Use of St. John’s Wort with the OCP was associated with a significant increase in clearance of norethindrone, and a significant reduction in the half-life of ethinyl estradiol. The herb significantly increased oral clearance of midazolam, but the systemic clearance was stable. FSH, LH, and progesterone were not significantly affected by St. John’s Wort. Two women experienced breakthrough bleeding in the control cycle; this increased to seven during the St. John’s Wort cycles (Hall S, et al. The interaction between St. John’s Wort and an oral contraceptive. Clin Pharmacol Ther. 2003; 74:525–535).
In the second study, researchers at the University Clinic, Basel, Switzerland, evaluated eighteen healthy premenopausal women on a low dose OCP containing 0.02 mg ethinyl estradiol and 0.150 desogestrel either alone during a control cycle, or combined with St. John’s Wort, 300 mg, twice daily (cycle A) or thrice daily (cycle B). FSH, serum estradiol, progesterone levels and pelvic ultrasounds were tested as a measure of ovarian activity. OCP pharmacokinetics and incidents of breakthrough bleeding were assessed.

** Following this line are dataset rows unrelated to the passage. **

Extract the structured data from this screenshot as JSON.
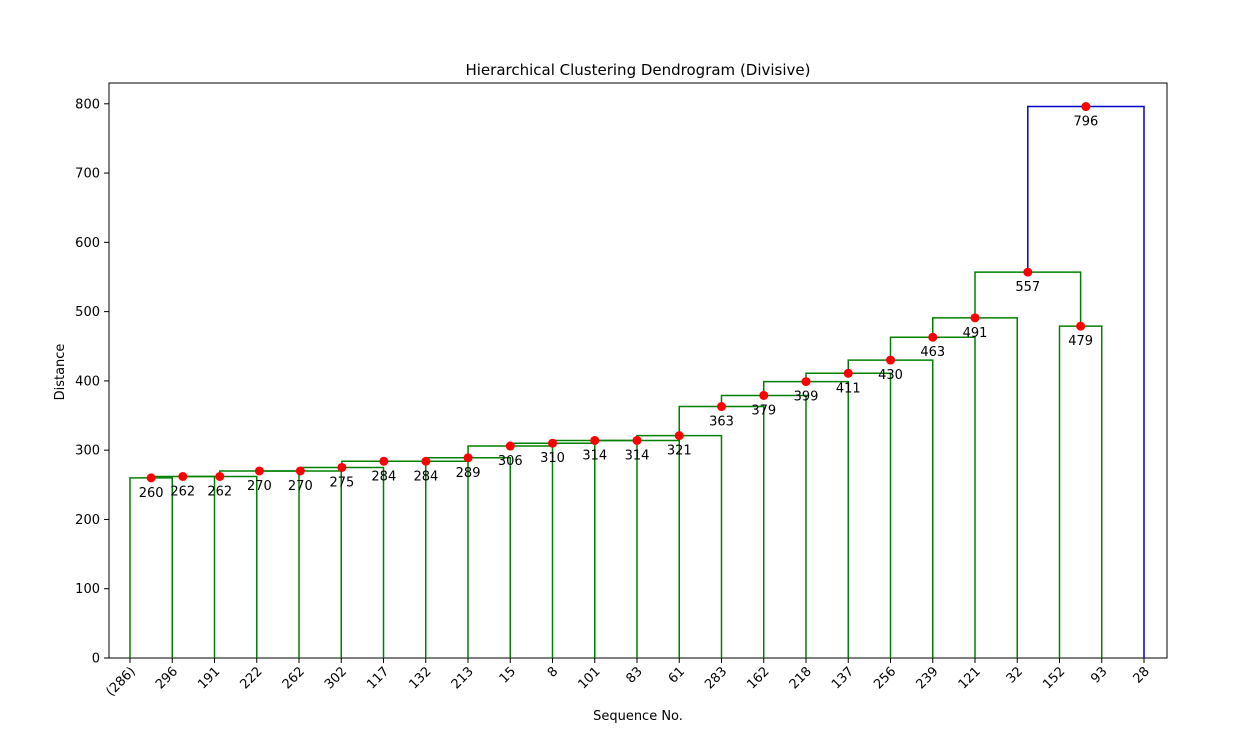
{
  "chart_data": {
    "type": "dendrogram",
    "title": "Hierarchical Clustering Dendrogram (Divisive)",
    "xlabel": "Sequence No.",
    "ylabel": "Distance",
    "ylim": [
      0,
      830
    ],
    "yticks": [
      0,
      100,
      200,
      300,
      400,
      500,
      600,
      700,
      800
    ],
    "leaves": [
      "(286)",
      "296",
      "191",
      "222",
      "262",
      "302",
      "117",
      "132",
      "213",
      "15",
      "8",
      "101",
      "83",
      "61",
      "283",
      "162",
      "218",
      "137",
      "256",
      "239",
      "121",
      "32",
      "152",
      "93",
      "28"
    ],
    "merges": [
      {
        "id": "m1",
        "children": [
          "L0",
          "L1"
        ],
        "distance": 260,
        "color": "#008000"
      },
      {
        "id": "m2",
        "children": [
          "m1",
          "L2"
        ],
        "distance": 262,
        "color": "#008000"
      },
      {
        "id": "m3",
        "children": [
          "m2",
          "L3"
        ],
        "distance": 262,
        "color": "#008000"
      },
      {
        "id": "m4",
        "children": [
          "m3",
          "L4"
        ],
        "distance": 270,
        "color": "#008000"
      },
      {
        "id": "m5",
        "children": [
          "m4",
          "L5"
        ],
        "distance": 270,
        "color": "#008000"
      },
      {
        "id": "m6",
        "children": [
          "m5",
          "L6"
        ],
        "distance": 275,
        "color": "#008000"
      },
      {
        "id": "m7",
        "children": [
          "m6",
          "L7"
        ],
        "distance": 284,
        "color": "#008000"
      },
      {
        "id": "m8",
        "children": [
          "m7",
          "L8"
        ],
        "distance": 284,
        "color": "#008000"
      },
      {
        "id": "m9",
        "children": [
          "m8",
          "L9"
        ],
        "distance": 289,
        "color": "#008000"
      },
      {
        "id": "m10",
        "children": [
          "m9",
          "L10"
        ],
        "distance": 306,
        "color": "#008000"
      },
      {
        "id": "m11",
        "children": [
          "m10",
          "L11"
        ],
        "distance": 310,
        "color": "#008000"
      },
      {
        "id": "m12",
        "children": [
          "m11",
          "L12"
        ],
        "distance": 314,
        "color": "#008000"
      },
      {
        "id": "m13",
        "children": [
          "m12",
          "L13"
        ],
        "distance": 314,
        "color": "#008000"
      },
      {
        "id": "m14",
        "children": [
          "m13",
          "L14"
        ],
        "distance": 321,
        "color": "#008000"
      },
      {
        "id": "m15",
        "children": [
          "m14",
          "L15"
        ],
        "distance": 363,
        "color": "#008000"
      },
      {
        "id": "m16",
        "children": [
          "m15",
          "L16"
        ],
        "distance": 379,
        "color": "#008000"
      },
      {
        "id": "m17",
        "children": [
          "m16",
          "L17"
        ],
        "distance": 399,
        "color": "#008000"
      },
      {
        "id": "m18",
        "children": [
          "m17",
          "L18"
        ],
        "distance": 411,
        "color": "#008000"
      },
      {
        "id": "m19",
        "children": [
          "m18",
          "L19"
        ],
        "distance": 430,
        "color": "#008000"
      },
      {
        "id": "m20",
        "children": [
          "m19",
          "L20"
        ],
        "distance": 463,
        "color": "#008000"
      },
      {
        "id": "m21",
        "children": [
          "m20",
          "L21"
        ],
        "distance": 491,
        "color": "#008000"
      },
      {
        "id": "m22",
        "children": [
          "L22",
          "L23"
        ],
        "distance": 479,
        "color": "#008000"
      },
      {
        "id": "m23",
        "children": [
          "m21",
          "m22"
        ],
        "distance": 557,
        "color": "#008000"
      },
      {
        "id": "m24",
        "children": [
          "m23",
          "L24"
        ],
        "distance": 796,
        "color": "#0000cc"
      }
    ],
    "node_labels": [
      {
        "merge": "m1",
        "text": "260"
      },
      {
        "merge": "m2",
        "text": "262"
      },
      {
        "merge": "m3",
        "text": "262"
      },
      {
        "merge": "m4",
        "text": "270"
      },
      {
        "merge": "m5",
        "text": "270"
      },
      {
        "merge": "m6",
        "text": "275"
      },
      {
        "merge": "m7",
        "text": "284"
      },
      {
        "merge": "m8",
        "text": "284"
      },
      {
        "merge": "m9",
        "text": "289"
      },
      {
        "merge": "m10",
        "text": "306"
      },
      {
        "merge": "m11",
        "text": "310"
      },
      {
        "merge": "m12",
        "text": "314"
      },
      {
        "merge": "m13",
        "text": "314"
      },
      {
        "merge": "m14",
        "text": "321"
      },
      {
        "merge": "m15",
        "text": "363"
      },
      {
        "merge": "m16",
        "text": "379"
      },
      {
        "merge": "m17",
        "text": "399"
      },
      {
        "merge": "m18",
        "text": "411"
      },
      {
        "merge": "m19",
        "text": "430"
      },
      {
        "merge": "m20",
        "text": "463"
      },
      {
        "merge": "m21",
        "text": "491"
      },
      {
        "merge": "m22",
        "text": "479"
      },
      {
        "merge": "m23",
        "text": "557"
      },
      {
        "merge": "m24",
        "text": "796"
      }
    ],
    "marker_color": "#ff0000",
    "grid": false,
    "legend": "none"
  }
}
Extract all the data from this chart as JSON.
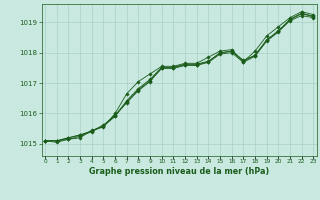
{
  "x": [
    0,
    1,
    2,
    3,
    4,
    5,
    6,
    7,
    8,
    9,
    10,
    11,
    12,
    13,
    14,
    15,
    16,
    17,
    18,
    19,
    20,
    21,
    22,
    23
  ],
  "series": [
    [
      1015.1,
      1015.1,
      1015.15,
      1015.2,
      1015.45,
      1015.55,
      1016.0,
      1016.65,
      1017.05,
      1017.3,
      1017.55,
      1017.55,
      1017.65,
      1017.65,
      1017.85,
      1018.05,
      1018.1,
      1017.7,
      1018.05,
      1018.55,
      1018.85,
      1019.15,
      1019.35,
      1019.25
    ],
    [
      1015.1,
      1015.05,
      1015.15,
      1015.25,
      1015.4,
      1015.6,
      1015.95,
      1016.35,
      1016.75,
      1017.05,
      1017.5,
      1017.5,
      1017.6,
      1017.6,
      1017.7,
      1018.0,
      1018.05,
      1017.75,
      1017.9,
      1018.4,
      1018.7,
      1019.1,
      1019.3,
      1019.2
    ],
    [
      1015.1,
      1015.1,
      1015.2,
      1015.3,
      1015.42,
      1015.62,
      1015.92,
      1016.42,
      1016.82,
      1017.12,
      1017.52,
      1017.52,
      1017.62,
      1017.62,
      1017.72,
      1017.98,
      1018.05,
      1017.72,
      1017.92,
      1018.42,
      1018.72,
      1019.08,
      1019.28,
      1019.18
    ],
    [
      1015.1,
      1015.1,
      1015.2,
      1015.28,
      1015.42,
      1015.58,
      1015.9,
      1016.38,
      1016.78,
      1017.08,
      1017.48,
      1017.48,
      1017.58,
      1017.58,
      1017.68,
      1017.95,
      1018.0,
      1017.68,
      1017.88,
      1018.38,
      1018.68,
      1019.05,
      1019.22,
      1019.15
    ]
  ],
  "line_color": "#1a5c1a",
  "bg_color": "#c8e8e0",
  "grid_color": "#a8d0c8",
  "text_color": "#1a5c1a",
  "xlabel": "Graphe pression niveau de la mer (hPa)",
  "ylim": [
    1014.6,
    1019.6
  ],
  "yticks": [
    1015,
    1016,
    1017,
    1018,
    1019
  ],
  "xticks": [
    0,
    1,
    2,
    3,
    4,
    5,
    6,
    7,
    8,
    9,
    10,
    11,
    12,
    13,
    14,
    15,
    16,
    17,
    18,
    19,
    20,
    21,
    22,
    23
  ]
}
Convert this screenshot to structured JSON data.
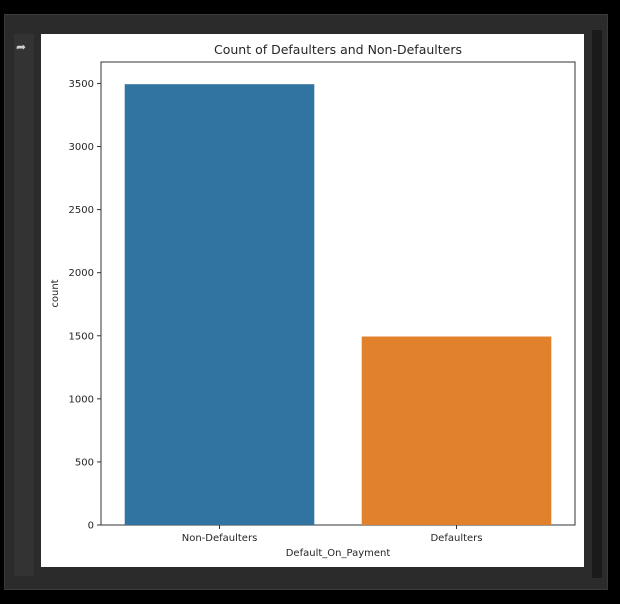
{
  "cell": {
    "output_icon": "output-arrow-icon"
  },
  "chart_data": {
    "type": "bar",
    "title": "Count of Defaulters and Non-Defaulters",
    "xlabel": "Default_On_Payment",
    "ylabel": "count",
    "categories": [
      "Non-Defaulters",
      "Defaulters"
    ],
    "values": [
      3494,
      1494
    ],
    "colors": [
      "#3274a1",
      "#e1812c"
    ],
    "ylim": [
      0,
      3670
    ],
    "yticks": [
      0,
      500,
      1000,
      1500,
      2000,
      2500,
      3000,
      3500
    ],
    "grid": false
  }
}
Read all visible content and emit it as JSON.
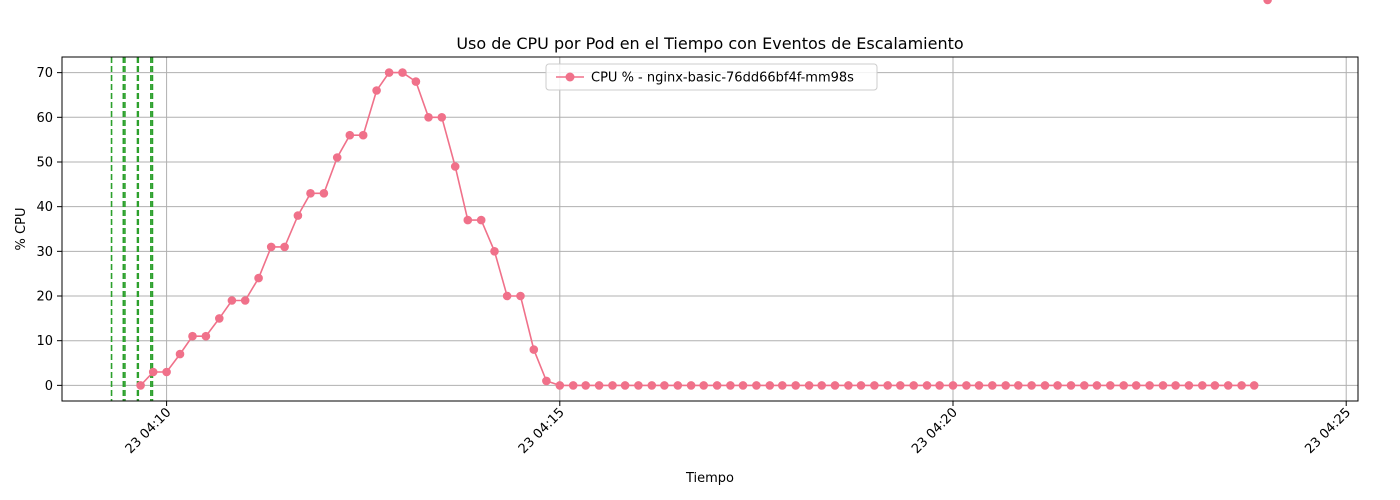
{
  "chart_data": {
    "type": "line",
    "title": "Uso de CPU por Pod en el Tiempo con Eventos de Escalamiento",
    "xlabel": "Tiempo",
    "ylabel": "% CPU",
    "x_ticks": [
      "23 04:10",
      "23 04:15",
      "23 04:20",
      "23 04:25"
    ],
    "x_tick_minutes": [
      10,
      15,
      20,
      25
    ],
    "xlim_minutes": [
      8.67,
      25.15
    ],
    "y_ticks": [
      0,
      10,
      20,
      30,
      40,
      50,
      60,
      70
    ],
    "ylim": [
      -3.5,
      73.5
    ],
    "grid": true,
    "legend_position": "top-center",
    "colors": {
      "series": "#f0718a",
      "scaling_event": "#2ca02c",
      "grid": "#b0b0b0",
      "axis": "#000000"
    },
    "series": [
      {
        "name": "CPU % - nginx-basic-76dd66bf4f-mm98s",
        "time_minutes": [
          9.67,
          9.83,
          10.0,
          10.17,
          10.33,
          10.5,
          10.67,
          10.83,
          11.0,
          11.17,
          11.33,
          11.5,
          11.67,
          11.83,
          12.0,
          12.17,
          12.33,
          12.5,
          12.67,
          12.83,
          13.0,
          13.17,
          13.33,
          13.5,
          13.67,
          13.83,
          14.0,
          14.17,
          14.33,
          14.5,
          14.67,
          14.83,
          15.0,
          15.17,
          15.33,
          15.5,
          15.67,
          15.83,
          16.0,
          16.17,
          16.33,
          16.5,
          16.67,
          16.83,
          17.0,
          17.17,
          17.33,
          17.5,
          17.67,
          17.83,
          18.0,
          18.17,
          18.33,
          18.5,
          18.67,
          18.83,
          19.0,
          19.17,
          19.33,
          19.5,
          19.67,
          19.83,
          20.0,
          20.17,
          20.33,
          20.5,
          20.67,
          20.83,
          21.0,
          21.17,
          21.33,
          21.5,
          21.67,
          21.83,
          22.0,
          22.17,
          22.33,
          22.5,
          22.67,
          22.83,
          23.0,
          23.17,
          23.33,
          23.5,
          23.67,
          23.83,
          24.0
        ],
        "values": [
          0,
          3,
          3,
          7,
          11,
          11,
          15,
          19,
          19,
          24,
          31,
          31,
          38,
          43,
          43,
          51,
          56,
          56,
          66,
          70,
          70,
          68,
          60,
          60,
          49,
          37,
          37,
          30,
          20,
          20,
          8,
          1,
          0,
          0,
          0,
          0,
          0,
          0,
          0,
          0,
          0,
          0,
          0,
          0,
          0,
          0,
          0,
          0,
          0,
          0,
          0,
          0,
          0,
          0,
          0,
          0,
          0,
          0,
          0,
          0,
          0,
          0,
          0,
          0,
          0,
          0,
          0,
          0,
          0,
          0,
          0,
          0,
          0,
          0,
          0,
          0,
          0,
          0,
          0,
          0,
          0,
          0,
          0,
          0,
          0,
          0
        ]
      }
    ],
    "scaling_events_minutes": [
      9.3,
      9.45,
      9.47,
      9.63,
      9.64,
      9.8,
      9.82
    ]
  }
}
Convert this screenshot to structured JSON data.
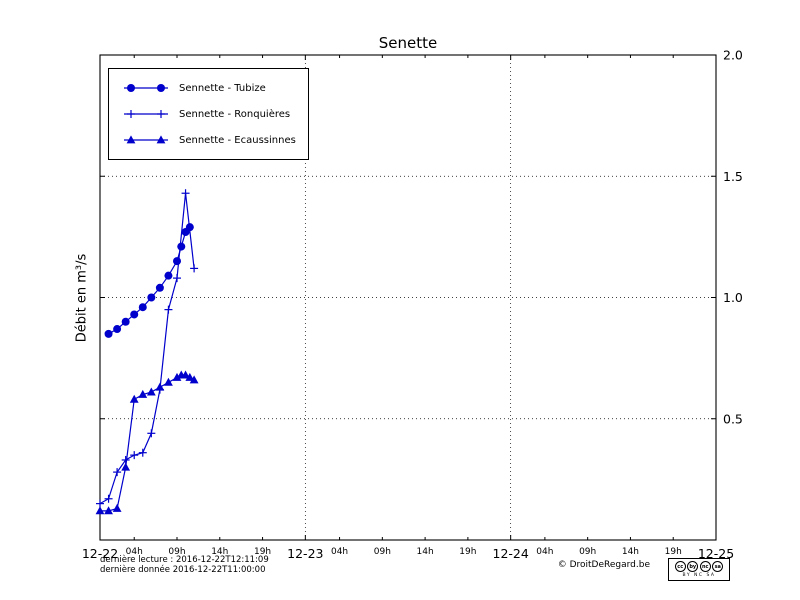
{
  "chart_data": {
    "type": "line",
    "title": "Senette",
    "ylabel": "Débit en m³/s",
    "ylim": [
      0,
      2.0
    ],
    "y_ticks": [
      0.5,
      1.0,
      1.5,
      2.0
    ],
    "y_tick_labels": [
      "0.5",
      "1.0",
      "1.5",
      "2.0"
    ],
    "x_range_hours": [
      0,
      72
    ],
    "x_day_tick_hours": [
      0,
      24,
      48,
      72
    ],
    "x_day_labels": [
      "12-22",
      "12-23",
      "12-24",
      "12-25"
    ],
    "x_hour_offsets": [
      4,
      9,
      14,
      19
    ],
    "x_hour_labels": [
      "04h",
      "09h",
      "14h",
      "19h"
    ],
    "grid": true,
    "legend_position": "upper-left",
    "line_color": "#0000cc",
    "series": [
      {
        "name": "Sennette - Tubize",
        "marker": "circle",
        "x_hours": [
          1,
          2,
          3,
          4,
          5,
          6,
          7,
          8,
          9,
          9.5,
          10,
          10.5
        ],
        "values": [
          0.85,
          0.87,
          0.9,
          0.93,
          0.96,
          1.0,
          1.04,
          1.09,
          1.15,
          1.21,
          1.27,
          1.29
        ]
      },
      {
        "name": "Sennette - Ronquières",
        "marker": "plus",
        "x_hours": [
          0,
          1,
          2,
          3,
          4,
          5,
          6,
          7,
          8,
          9,
          10,
          11
        ],
        "values": [
          0.15,
          0.17,
          0.28,
          0.33,
          0.35,
          0.36,
          0.44,
          0.62,
          0.95,
          1.08,
          1.43,
          1.12
        ]
      },
      {
        "name": "Sennette - Ecaussinnes",
        "marker": "triangle",
        "x_hours": [
          0,
          1,
          2,
          3,
          4,
          5,
          6,
          7,
          8,
          9,
          9.5,
          10,
          10.5,
          11
        ],
        "values": [
          0.12,
          0.12,
          0.13,
          0.3,
          0.58,
          0.6,
          0.61,
          0.63,
          0.65,
          0.67,
          0.68,
          0.68,
          0.67,
          0.66
        ]
      }
    ]
  },
  "footer": {
    "line1": "dernière lecture : 2016-12-22T12:11:09",
    "line2": "dernière donnée  2016-12-22T11:00:00",
    "copyright": "© DroitDeRegard.be"
  },
  "license_badge": {
    "circle_icons": [
      "cc",
      "by",
      "nc",
      "sa"
    ],
    "caption": "BY NC SA"
  }
}
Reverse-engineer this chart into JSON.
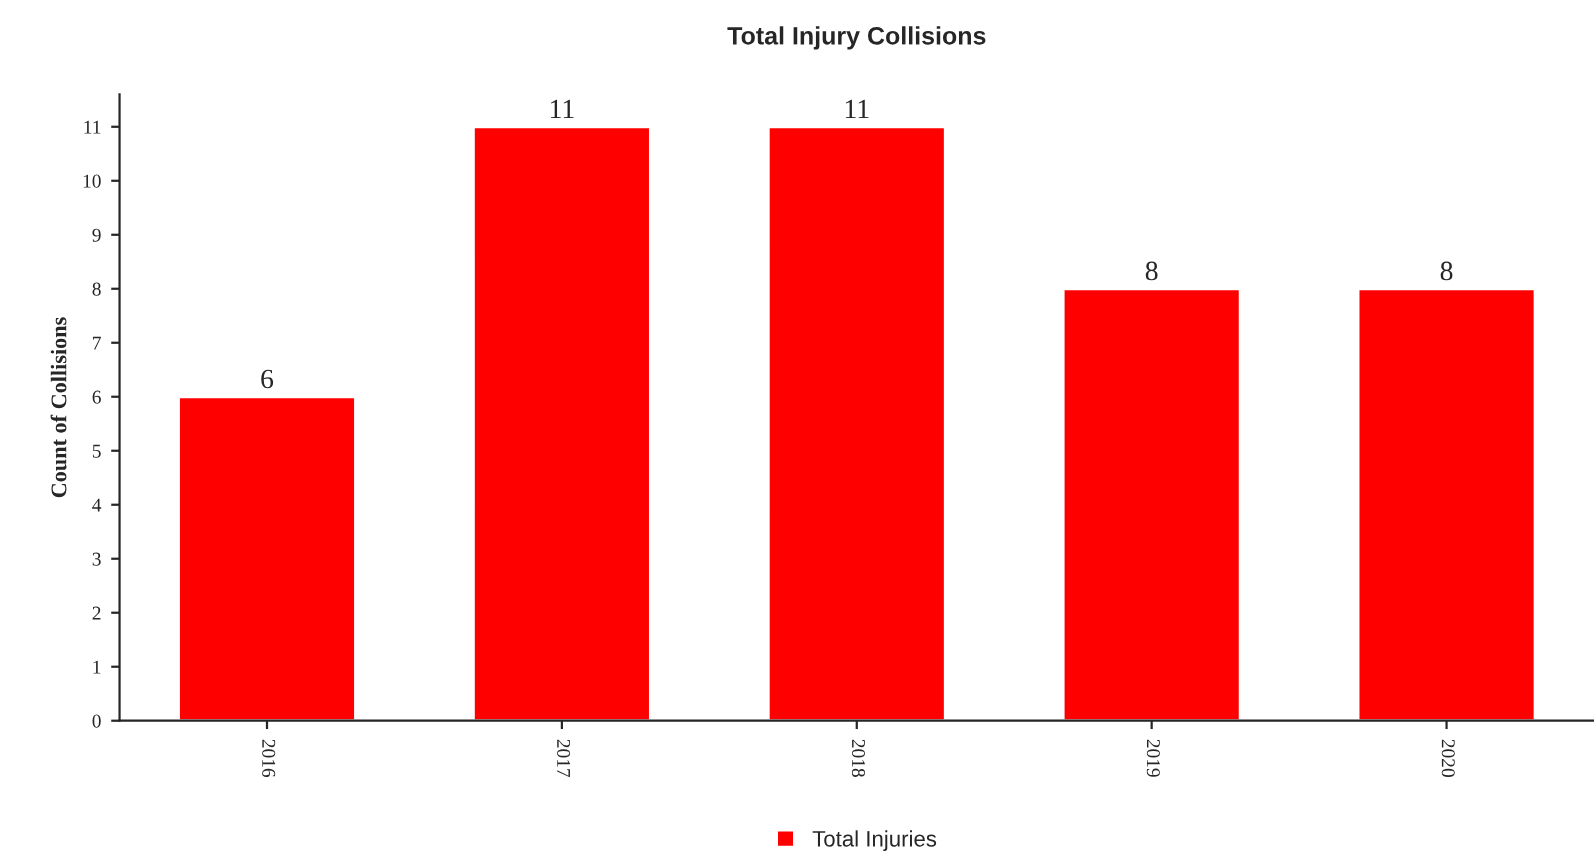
{
  "chart_data": {
    "type": "bar",
    "title": "Total Injury Collisions",
    "ylabel": "Count of Collisions",
    "categories": [
      "2016",
      "2017",
      "2018",
      "2019",
      "2020"
    ],
    "series": [
      {
        "name": "Total Injuries",
        "color": "#ff0000",
        "values": [
          6,
          11,
          11,
          8,
          8
        ]
      }
    ],
    "ylim": [
      0,
      11.6
    ],
    "yticks": [
      0,
      1,
      2,
      3,
      4,
      5,
      6,
      7,
      8,
      9,
      10,
      11
    ],
    "data_labels": true,
    "grid": false,
    "legend": "bottom"
  }
}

When the women took St. John’s Wort with their OCPs, there was no significant change in follicle maturation, serum estradiol, or progesterone levels compared with OCP alone. However, 13 of 17 women had intermenstrual bleeding during cycle A and this increased to 15 of 17 during cycle B. Only 6 of 17 had breakthrough bleeding during OCP alone (Pfrunder A, et al. Interaction of St. John’s wort with low dose oral contraceptive therapy: A randomized controlled trial. Br J Clin Pharmacol. 2003; 56:683–690).
Commentary: St. John’s Wort does cause a change of ethinyl estradiol-norethindrone metabolism consistent with increased CYP3A activity, and there is an increase in breakthrough bleeding when the herb is taken on top of OCPs. However, when Hall and colleagues measured hyperforin, a marker compound in St. John’s Wort, there was a surprising lack of significant association between hyperforin levels and progesterone serum concentration, breakthrough bleeding rate, or oral clearance of midazolam.
Given the small size of the Hall study, and subject variability, it is difficult to draw definitive conclusions about the pharmacokinetics of the herb’s interaction with OCPs. The only statistically significant results were in the oral clearance of norethindrone and the half-life of ethinyl estradiol, and even these differences were not statistically significant for the study group as a whole.
In the Pfrunder study, there was no evidence of ovulation when St. John’s Wort was taken with an OCP, despite increased intracyclic bleeding. Likewise, there were no changes in blood FSH, estradiol or progesterone. Blood work and pelvic ultrasounds showed no evidence that 300 mg of St. John’s Wort increased ovulation, at least when taken twice or thrice daily. Although there was no change in estradiol levels, there was a significant decrease in desogestrel.
So while neither study showed that St. John’s Wort caused complete failure of the OCP (i.e. Ovulation or pregnancy), both confirm that this herb induces CYP3A4, and both show increased breakthrough bleeding. Since this is a common cause of noncompliance with OCPs, it is important to counsel women to expect breakthrough bleeding if they combine this herb with OCPs.
There may be subgroups of patients who react more strongly to CYP3A inducers, and they may be at a greater risk for adverse interactions or frank OC failures. Based on these two studies, it seems generally prudent to discourage co-use of OCPs and St. John’s Wort, or at least adding a barrier contraceptive if a woman does choose to combine them.